The following year, a group of her husband’s deep-pocketed friends bought the house and property from Eliza for $30,500 and promptly sold it back to her for $15,000, so that she would have money to take care of herself and her family. Even so, according to Gill, Eliza eventually became unable to afford the estate’s upkeep, and in 1813, she was forced to sell it and move to humbler quarters downtown.
Despite the move, Eliza retained a connection to people who lived a few miles away from her old home. In those days, the still-isolated area didn’t have any free public schools, and paying tuition at a private academy was too much for parents to afford, according to Don Rice, president of the Dyckman Farmhouse Museum Alliance, a community institution that has helped to preserve the history of the area.
“Eliza Hamilton wanted to find a way to honor Hamilton's memory, in the place where their last home had been together,” says Mazzeo.
Eliza was also driven by her faith. As biographer Ron Chernow has written, the deeply religious widow also “believed passionately that all children should be literate in order to study the Bible.”
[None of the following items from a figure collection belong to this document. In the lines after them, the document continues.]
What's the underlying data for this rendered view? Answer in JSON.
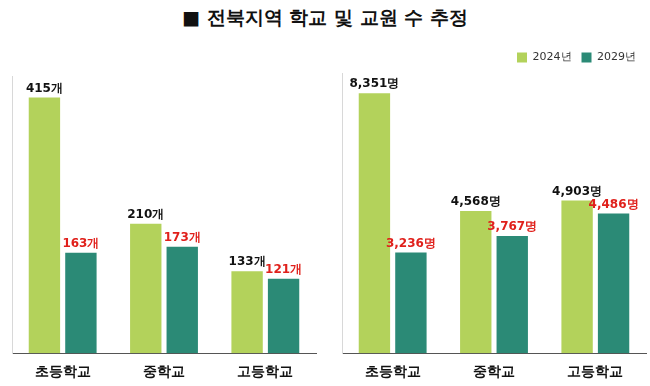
{
  "title": "■ 전북지역 학교 및 교원 수 추정",
  "chart_data": [
    {
      "type": "bar",
      "categories": [
        "초등학교",
        "중학교",
        "고등학교"
      ],
      "series": [
        {
          "name": "2024년",
          "color": "#b3d25b",
          "values": [
            415,
            210,
            133
          ],
          "value_labels": [
            "415개",
            "210개",
            "133개"
          ]
        },
        {
          "name": "2029년",
          "color": "#2b8a76",
          "values": [
            163,
            173,
            121
          ],
          "value_labels": [
            "163개",
            "173개",
            "121개"
          ]
        }
      ],
      "ylim": [
        0,
        450
      ],
      "grid": false,
      "tick_labels": "x",
      "data_labels": true
    },
    {
      "type": "bar",
      "categories": [
        "초등학교",
        "중학교",
        "고등학교"
      ],
      "series": [
        {
          "name": "2024년",
          "color": "#b3d25b",
          "values": [
            8351,
            4568,
            4903
          ],
          "value_labels": [
            "8,351명",
            "4,568명",
            "4,903명"
          ]
        },
        {
          "name": "2029년",
          "color": "#2b8a76",
          "values": [
            3236,
            3767,
            4486
          ],
          "value_labels": [
            "3,236명",
            "3,767명",
            "4,486명"
          ]
        }
      ],
      "ylim": [
        0,
        9000
      ],
      "grid": false,
      "tick_labels": "x",
      "data_labels": true,
      "legend": "top-right"
    }
  ]
}
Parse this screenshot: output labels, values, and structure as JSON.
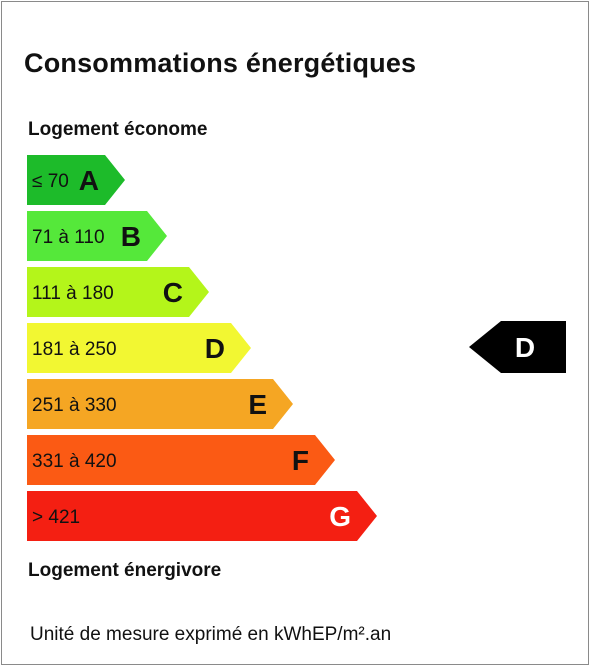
{
  "title": "Consommations énergétiques",
  "label_top": "Logement économe",
  "label_bottom": "Logement énergivore",
  "unit": "Unité de mesure exprimé en kWhEP/m².an",
  "chart_data": {
    "type": "bar",
    "categories": [
      "A",
      "B",
      "C",
      "D",
      "E",
      "F",
      "G"
    ],
    "ranges": [
      "≤ 70",
      "71 à 110",
      "111 à 180",
      "181 à 250",
      "251 à 330",
      "331 à 420",
      "> 421"
    ],
    "colors": [
      "#1dbb2a",
      "#55e83a",
      "#b4f51a",
      "#f2f732",
      "#f5a623",
      "#fb5a14",
      "#f41f12"
    ],
    "current_class": "D",
    "marker_color": "#000000"
  }
}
Hamilton Free School Established in Northern Manhattan
According to documents unearthed in the early 1900s by the New-York Historical Society, Eliza started out by finding a small house near Fort Washington, the Revolutionary War fort that was located at the intersection of present-day Fort Washington Avenue and W. 183rd Street, to be repurposed as a schoolhouse. But the number of students quickly grew, that improvised setup wasn’t adequate.
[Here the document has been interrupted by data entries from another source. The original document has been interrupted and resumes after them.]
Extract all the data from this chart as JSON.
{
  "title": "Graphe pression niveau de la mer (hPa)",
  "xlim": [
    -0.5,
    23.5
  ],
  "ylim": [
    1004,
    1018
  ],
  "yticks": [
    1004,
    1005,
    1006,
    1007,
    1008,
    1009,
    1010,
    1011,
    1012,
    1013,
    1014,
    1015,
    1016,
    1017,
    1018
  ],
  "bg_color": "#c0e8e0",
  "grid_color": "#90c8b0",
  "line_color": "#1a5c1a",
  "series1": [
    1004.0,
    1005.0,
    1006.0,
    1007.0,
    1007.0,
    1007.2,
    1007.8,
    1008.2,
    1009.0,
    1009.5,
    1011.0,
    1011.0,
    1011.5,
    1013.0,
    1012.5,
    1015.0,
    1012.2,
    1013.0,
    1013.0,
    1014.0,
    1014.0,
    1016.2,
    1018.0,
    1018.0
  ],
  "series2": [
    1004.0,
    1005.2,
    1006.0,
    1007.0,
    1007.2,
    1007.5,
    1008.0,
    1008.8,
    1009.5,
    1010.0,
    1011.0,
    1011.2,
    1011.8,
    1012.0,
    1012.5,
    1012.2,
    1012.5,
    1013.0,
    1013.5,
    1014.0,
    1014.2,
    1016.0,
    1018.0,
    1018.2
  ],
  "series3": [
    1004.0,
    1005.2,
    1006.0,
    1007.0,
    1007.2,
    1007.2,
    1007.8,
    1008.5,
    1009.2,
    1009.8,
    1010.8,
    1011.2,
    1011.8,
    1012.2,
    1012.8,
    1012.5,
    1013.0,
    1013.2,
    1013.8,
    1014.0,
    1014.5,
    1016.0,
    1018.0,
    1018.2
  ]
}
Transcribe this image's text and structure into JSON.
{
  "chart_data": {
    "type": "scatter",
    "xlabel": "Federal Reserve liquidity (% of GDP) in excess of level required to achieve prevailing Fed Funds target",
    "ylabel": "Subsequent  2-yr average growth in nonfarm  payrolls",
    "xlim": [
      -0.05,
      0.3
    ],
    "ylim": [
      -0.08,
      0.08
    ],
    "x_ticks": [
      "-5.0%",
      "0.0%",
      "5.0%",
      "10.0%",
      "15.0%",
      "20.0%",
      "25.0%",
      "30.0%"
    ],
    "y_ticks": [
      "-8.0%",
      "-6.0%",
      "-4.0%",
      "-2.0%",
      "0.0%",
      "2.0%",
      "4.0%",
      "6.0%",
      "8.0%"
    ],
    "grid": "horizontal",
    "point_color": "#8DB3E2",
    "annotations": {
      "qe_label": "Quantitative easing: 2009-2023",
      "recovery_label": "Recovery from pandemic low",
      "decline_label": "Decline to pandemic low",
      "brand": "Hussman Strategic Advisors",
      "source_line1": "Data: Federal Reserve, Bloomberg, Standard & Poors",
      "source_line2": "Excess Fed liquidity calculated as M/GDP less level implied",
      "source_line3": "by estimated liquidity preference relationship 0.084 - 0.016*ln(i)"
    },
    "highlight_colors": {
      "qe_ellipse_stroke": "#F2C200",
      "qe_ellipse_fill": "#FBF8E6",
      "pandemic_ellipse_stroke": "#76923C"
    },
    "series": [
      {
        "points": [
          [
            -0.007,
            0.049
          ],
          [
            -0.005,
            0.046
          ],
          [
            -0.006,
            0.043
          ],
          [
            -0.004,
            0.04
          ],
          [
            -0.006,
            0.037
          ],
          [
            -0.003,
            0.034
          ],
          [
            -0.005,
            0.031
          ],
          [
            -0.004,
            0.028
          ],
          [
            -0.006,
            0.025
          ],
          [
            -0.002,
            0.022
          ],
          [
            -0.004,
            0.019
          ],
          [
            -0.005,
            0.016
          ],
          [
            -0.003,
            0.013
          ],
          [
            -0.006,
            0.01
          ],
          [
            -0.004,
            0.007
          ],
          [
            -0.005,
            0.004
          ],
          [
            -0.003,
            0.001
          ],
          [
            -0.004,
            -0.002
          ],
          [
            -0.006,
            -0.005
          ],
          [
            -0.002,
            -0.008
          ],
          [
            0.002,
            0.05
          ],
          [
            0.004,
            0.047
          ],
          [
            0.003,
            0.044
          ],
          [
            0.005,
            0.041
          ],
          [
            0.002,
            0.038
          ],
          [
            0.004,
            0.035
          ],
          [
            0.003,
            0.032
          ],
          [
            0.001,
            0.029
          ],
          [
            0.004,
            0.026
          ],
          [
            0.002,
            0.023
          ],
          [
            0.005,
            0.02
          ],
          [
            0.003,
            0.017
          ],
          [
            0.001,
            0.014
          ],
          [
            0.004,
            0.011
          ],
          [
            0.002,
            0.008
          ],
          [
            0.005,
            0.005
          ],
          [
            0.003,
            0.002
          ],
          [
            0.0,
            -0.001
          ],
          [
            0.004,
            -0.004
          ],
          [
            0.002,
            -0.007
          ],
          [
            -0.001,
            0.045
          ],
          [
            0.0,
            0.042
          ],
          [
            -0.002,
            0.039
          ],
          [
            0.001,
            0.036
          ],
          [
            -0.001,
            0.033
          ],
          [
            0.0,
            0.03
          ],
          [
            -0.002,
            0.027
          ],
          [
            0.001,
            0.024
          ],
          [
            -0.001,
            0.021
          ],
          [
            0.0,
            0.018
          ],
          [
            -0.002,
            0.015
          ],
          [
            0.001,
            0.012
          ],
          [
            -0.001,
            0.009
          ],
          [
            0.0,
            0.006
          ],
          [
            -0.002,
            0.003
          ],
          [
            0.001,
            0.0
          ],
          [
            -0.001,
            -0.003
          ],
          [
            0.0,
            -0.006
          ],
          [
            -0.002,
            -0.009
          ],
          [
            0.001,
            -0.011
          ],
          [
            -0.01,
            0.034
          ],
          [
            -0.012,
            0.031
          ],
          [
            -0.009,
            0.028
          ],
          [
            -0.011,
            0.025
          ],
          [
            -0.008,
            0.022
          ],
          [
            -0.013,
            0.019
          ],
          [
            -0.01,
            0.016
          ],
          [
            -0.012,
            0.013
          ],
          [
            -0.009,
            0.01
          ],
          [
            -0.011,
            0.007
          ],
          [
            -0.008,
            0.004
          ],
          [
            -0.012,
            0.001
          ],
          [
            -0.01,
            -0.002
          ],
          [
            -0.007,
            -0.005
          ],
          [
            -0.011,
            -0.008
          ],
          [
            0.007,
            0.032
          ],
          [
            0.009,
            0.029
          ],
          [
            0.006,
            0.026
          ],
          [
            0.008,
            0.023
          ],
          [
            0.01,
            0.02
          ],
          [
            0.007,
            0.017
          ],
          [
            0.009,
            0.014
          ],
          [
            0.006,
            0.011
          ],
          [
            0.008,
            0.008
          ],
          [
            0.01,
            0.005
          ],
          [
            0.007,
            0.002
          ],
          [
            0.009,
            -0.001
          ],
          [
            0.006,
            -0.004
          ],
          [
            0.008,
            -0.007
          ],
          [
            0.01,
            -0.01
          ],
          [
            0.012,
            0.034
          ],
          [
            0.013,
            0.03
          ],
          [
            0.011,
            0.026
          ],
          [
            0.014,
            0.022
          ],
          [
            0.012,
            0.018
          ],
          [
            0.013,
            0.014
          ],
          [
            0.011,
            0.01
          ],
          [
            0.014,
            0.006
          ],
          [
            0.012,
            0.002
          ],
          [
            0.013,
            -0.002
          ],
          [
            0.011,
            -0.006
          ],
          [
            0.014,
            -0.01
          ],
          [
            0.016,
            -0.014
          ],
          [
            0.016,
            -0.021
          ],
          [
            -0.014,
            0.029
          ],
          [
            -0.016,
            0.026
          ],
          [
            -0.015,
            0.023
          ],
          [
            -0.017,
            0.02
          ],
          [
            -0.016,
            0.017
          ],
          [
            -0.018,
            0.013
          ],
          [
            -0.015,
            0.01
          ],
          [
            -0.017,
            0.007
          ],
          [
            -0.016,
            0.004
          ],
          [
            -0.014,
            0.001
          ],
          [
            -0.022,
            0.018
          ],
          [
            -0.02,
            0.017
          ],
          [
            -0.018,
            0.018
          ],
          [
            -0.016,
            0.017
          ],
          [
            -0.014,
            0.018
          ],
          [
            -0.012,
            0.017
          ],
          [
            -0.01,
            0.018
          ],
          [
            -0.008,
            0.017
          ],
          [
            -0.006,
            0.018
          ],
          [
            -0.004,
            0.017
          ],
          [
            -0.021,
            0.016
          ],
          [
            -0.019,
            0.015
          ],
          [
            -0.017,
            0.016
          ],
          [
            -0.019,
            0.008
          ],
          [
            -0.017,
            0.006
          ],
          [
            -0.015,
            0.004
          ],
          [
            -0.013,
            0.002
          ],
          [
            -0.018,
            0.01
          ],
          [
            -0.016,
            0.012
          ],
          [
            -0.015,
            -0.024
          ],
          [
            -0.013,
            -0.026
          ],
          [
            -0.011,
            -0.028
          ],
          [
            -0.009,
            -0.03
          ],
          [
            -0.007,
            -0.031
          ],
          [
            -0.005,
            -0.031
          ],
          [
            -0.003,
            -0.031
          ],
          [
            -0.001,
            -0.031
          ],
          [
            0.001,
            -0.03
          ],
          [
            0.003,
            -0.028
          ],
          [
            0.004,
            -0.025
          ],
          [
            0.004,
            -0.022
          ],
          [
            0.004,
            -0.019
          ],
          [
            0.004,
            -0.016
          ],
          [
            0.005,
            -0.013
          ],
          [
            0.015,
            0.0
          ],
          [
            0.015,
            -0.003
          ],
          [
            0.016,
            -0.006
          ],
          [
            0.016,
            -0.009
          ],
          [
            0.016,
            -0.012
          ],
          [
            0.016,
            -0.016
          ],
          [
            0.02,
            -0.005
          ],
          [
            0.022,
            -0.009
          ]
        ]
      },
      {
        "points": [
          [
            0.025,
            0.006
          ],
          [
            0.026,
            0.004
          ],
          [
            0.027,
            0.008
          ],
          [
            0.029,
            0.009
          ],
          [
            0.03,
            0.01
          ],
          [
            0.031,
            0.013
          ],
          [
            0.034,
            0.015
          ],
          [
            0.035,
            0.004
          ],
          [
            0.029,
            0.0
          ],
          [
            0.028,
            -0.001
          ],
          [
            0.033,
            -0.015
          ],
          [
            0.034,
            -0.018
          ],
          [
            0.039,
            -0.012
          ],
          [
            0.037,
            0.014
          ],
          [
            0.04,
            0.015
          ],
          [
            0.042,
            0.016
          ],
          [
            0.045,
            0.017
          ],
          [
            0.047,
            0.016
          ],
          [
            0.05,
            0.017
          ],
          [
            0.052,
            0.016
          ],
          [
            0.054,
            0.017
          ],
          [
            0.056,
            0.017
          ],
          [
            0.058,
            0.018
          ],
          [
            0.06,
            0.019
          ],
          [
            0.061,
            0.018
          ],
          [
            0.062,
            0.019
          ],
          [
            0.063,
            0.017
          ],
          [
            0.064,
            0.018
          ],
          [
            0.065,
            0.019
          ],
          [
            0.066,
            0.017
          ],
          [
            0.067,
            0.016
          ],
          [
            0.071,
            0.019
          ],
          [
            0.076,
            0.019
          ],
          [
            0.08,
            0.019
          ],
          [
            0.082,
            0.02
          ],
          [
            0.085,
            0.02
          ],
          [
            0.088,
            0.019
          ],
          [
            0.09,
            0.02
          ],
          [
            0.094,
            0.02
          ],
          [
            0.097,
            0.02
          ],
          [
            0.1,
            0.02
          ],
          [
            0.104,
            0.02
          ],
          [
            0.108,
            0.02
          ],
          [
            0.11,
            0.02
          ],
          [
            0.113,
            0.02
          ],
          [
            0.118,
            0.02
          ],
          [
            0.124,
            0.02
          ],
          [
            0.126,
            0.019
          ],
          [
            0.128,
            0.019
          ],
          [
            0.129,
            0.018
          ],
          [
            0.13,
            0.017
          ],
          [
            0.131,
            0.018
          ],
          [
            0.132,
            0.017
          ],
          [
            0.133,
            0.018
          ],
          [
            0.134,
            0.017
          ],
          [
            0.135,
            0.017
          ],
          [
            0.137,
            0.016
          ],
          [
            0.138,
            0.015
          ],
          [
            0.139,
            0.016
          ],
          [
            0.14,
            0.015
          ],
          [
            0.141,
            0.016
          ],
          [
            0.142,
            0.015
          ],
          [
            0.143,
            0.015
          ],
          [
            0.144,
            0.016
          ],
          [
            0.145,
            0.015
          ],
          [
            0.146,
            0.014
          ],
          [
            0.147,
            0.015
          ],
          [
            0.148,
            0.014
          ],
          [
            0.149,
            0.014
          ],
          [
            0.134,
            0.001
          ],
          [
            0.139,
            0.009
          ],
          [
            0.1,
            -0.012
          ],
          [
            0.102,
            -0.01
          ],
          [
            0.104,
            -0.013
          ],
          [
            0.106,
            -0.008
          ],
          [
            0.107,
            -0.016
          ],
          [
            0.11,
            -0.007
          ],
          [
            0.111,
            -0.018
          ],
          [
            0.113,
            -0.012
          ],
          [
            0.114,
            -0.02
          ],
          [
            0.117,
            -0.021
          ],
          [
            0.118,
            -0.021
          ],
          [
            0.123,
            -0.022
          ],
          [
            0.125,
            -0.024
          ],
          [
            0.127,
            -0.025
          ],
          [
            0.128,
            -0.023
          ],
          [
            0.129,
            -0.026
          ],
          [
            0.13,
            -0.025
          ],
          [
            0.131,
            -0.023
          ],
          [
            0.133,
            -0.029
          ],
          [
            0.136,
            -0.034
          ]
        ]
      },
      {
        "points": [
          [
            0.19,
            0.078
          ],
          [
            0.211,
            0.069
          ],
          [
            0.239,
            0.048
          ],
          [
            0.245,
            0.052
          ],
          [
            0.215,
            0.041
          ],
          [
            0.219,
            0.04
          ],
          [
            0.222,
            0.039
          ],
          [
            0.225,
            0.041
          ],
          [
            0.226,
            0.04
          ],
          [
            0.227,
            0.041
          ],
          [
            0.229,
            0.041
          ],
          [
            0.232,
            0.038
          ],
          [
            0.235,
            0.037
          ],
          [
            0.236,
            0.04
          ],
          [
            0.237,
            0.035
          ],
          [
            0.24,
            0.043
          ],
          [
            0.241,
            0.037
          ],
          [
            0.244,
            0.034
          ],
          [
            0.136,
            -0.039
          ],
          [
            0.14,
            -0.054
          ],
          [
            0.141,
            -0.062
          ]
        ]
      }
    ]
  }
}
The widow couldn’t afford a bigger place, but a group of wealthier women in the area decided to help. In March 1818, the group petitioned the New York State Legislature to incorporate a free school, and asked for $400 to build a new school building. Legislators approved the application and the school received some annual city funding.
Eliza Hamilton and her benefactors moved quickly, and by the end of May, they’d already built a one-room, 1,050-square-foot schoolhouse with a slanted roof—big enough for 40 to 60 students—around what is now Broadway between W. 187th and W. 189th streets.
On the Hamilton Free School’s shoestring budget, it could afford just one teacher, who also doubled as the school’s janitor, according to the reminiscences of William Herbert Flitner, who attended the school in the 1840s. “All of the scholars came from the locality between High Bridge and Kingsbridge,” he recalled many years later.
Flitner recalled that the school provided students with textbooks, and that they studied arithmetic by doing calculations on slates. Spelling was taught from Webster’s Elementary Spelling Book, a popular text of the time.
It’s unlikely that Eliza was involved on a day-to-day basis, according to Mazzeo. However, “We know that Mrs. Hamilton did regularly visit the school and give out awards on prize days, so she remained involved with the school's central mission and with celebrating its achievements.”
Eliza was giving much of her time to her other big project—helping to found the city’s first private orphanage in lower Manhattan.